Sealing places off from the scrutiny and intercession of the outside is seldom done for benevolent purposes whether it is autocratic political regimes or autocratic small towns. The prerogative of central governments to guarantee the rights of those whose rights may be abridged by those who may be in power on the local level is good reason for some to abhor the central government (or Big Government as they like to call it).

It certainly isn’t accidental that the fundamentalist Islamic world depends upon the isolation of its otherwise perhaps involuntary adherents, cut-off from information and education, indoctrination replacing both in the isolated and protected vacuum. Here our theocrats like Santorum are a great deal like their theocrats. If you want people to retain an ignorance of the scientific origins of man, keep the young away from the scientific, and indoctrinate them with creationism instead.
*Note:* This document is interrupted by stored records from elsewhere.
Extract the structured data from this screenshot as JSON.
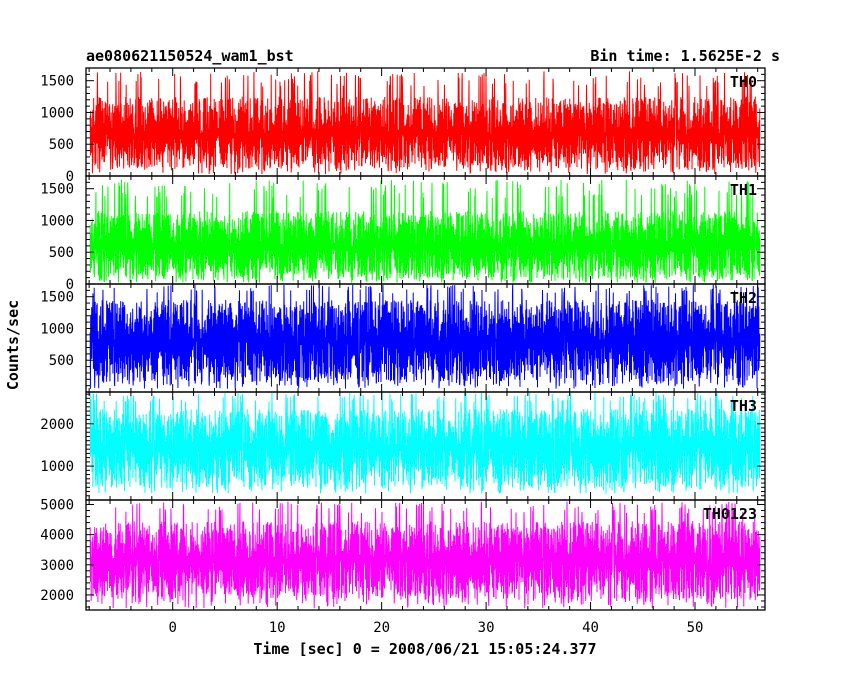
{
  "header": {
    "title": "ae080621150524_wam1_bst",
    "bin_time": "Bin time: 1.5625E-2 s"
  },
  "chart_data": {
    "type": "line",
    "title": "ae080621150524_wam1_bst",
    "xlabel": "Time [sec] 0 = 2008/06/21 15:05:24.377",
    "ylabel": "Counts/sec",
    "xlim": [
      -8.3,
      56.7
    ],
    "x_ticks": [
      0,
      10,
      20,
      30,
      40,
      50
    ],
    "x_tick_labels": [
      "0",
      "10",
      "20",
      "30",
      "40",
      "50"
    ],
    "data_x_range": [
      -7.9,
      56.2
    ],
    "bin_time_s": 0.015625,
    "panels": [
      {
        "series_name": "TH0",
        "color": "#ff0000",
        "ylim": [
          0,
          1700
        ],
        "y_ticks": [
          0,
          500,
          1000,
          1500
        ],
        "y_tick_labels": [
          "0",
          "500",
          "1000",
          "1500"
        ],
        "typical_range": [
          120,
          1250
        ],
        "peak_range": [
          30,
          1650
        ],
        "mean": 650
      },
      {
        "series_name": "TH1",
        "color": "#00ff00",
        "ylim": [
          0,
          1700
        ],
        "y_ticks": [
          0,
          500,
          1000,
          1500
        ],
        "y_tick_labels": [
          "0",
          "500",
          "1000",
          "1500"
        ],
        "typical_range": [
          80,
          1150
        ],
        "peak_range": [
          20,
          1650
        ],
        "mean": 600
      },
      {
        "series_name": "TH2",
        "color": "#0000ff",
        "ylim": [
          0,
          1700
        ],
        "y_ticks": [
          500,
          1000,
          1500
        ],
        "y_tick_labels": [
          "500",
          "1000",
          "1500"
        ],
        "typical_range": [
          150,
          1450
        ],
        "peak_range": [
          50,
          1700
        ],
        "mean": 800
      },
      {
        "series_name": "TH3",
        "color": "#00ffff",
        "ylim": [
          200,
          2750
        ],
        "y_ticks": [
          1000,
          2000
        ],
        "y_tick_labels": [
          "1000",
          "2000"
        ],
        "typical_range": [
          500,
          2350
        ],
        "peak_range": [
          350,
          2750
        ],
        "mean": 1450
      },
      {
        "series_name": "TH0123",
        "color": "#ff00ff",
        "ylim": [
          1500,
          5150
        ],
        "y_ticks": [
          2000,
          3000,
          4000,
          5000
        ],
        "y_tick_labels": [
          "2000",
          "3000",
          "4000",
          "5000"
        ],
        "typical_range": [
          1850,
          4450
        ],
        "peak_range": [
          1550,
          5100
        ],
        "mean": 3150
      }
    ]
  }
}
Fundamentalist Islamists cite religious reasons for preventing females from obtaining an education. Does their local or religious sovereignty transcend the greater good of the society for a fully educated populace, not to mention the rights of girls to receive an education? Modern societies tend to think not, which is why views like Santorum’s register as medieval.

There’s a way to observe this localism translated to a larger scale. Call it the localism of conservative media, under the dominion of which those who remain sealed inside the protectorate from outside information, enlightenment and fact end up believing what the conservative base for instance does now about presidential birth places and climate change; and the party’s political leaders and political candidates reflect, if not encourage it: the party’s presidential primaries becoming the Cirque du Banal we are witnessing now.

Of course there is an argument to be made for sovereignty, for the autonomy of a group of people or a locality to do as they damn please. The question becomes how seriously one is willing to allow for the diminishment and decline of overall strength and health of the larger community or nation in order to retain it. Because that diminishment and decline are virtually certain. Since the right has an abiding attraction to nationalism and national superiority they will certainly have to choose, whether they like it or not. I’d suggest they give it some thought, though I prefer to save my breath for something with better odds.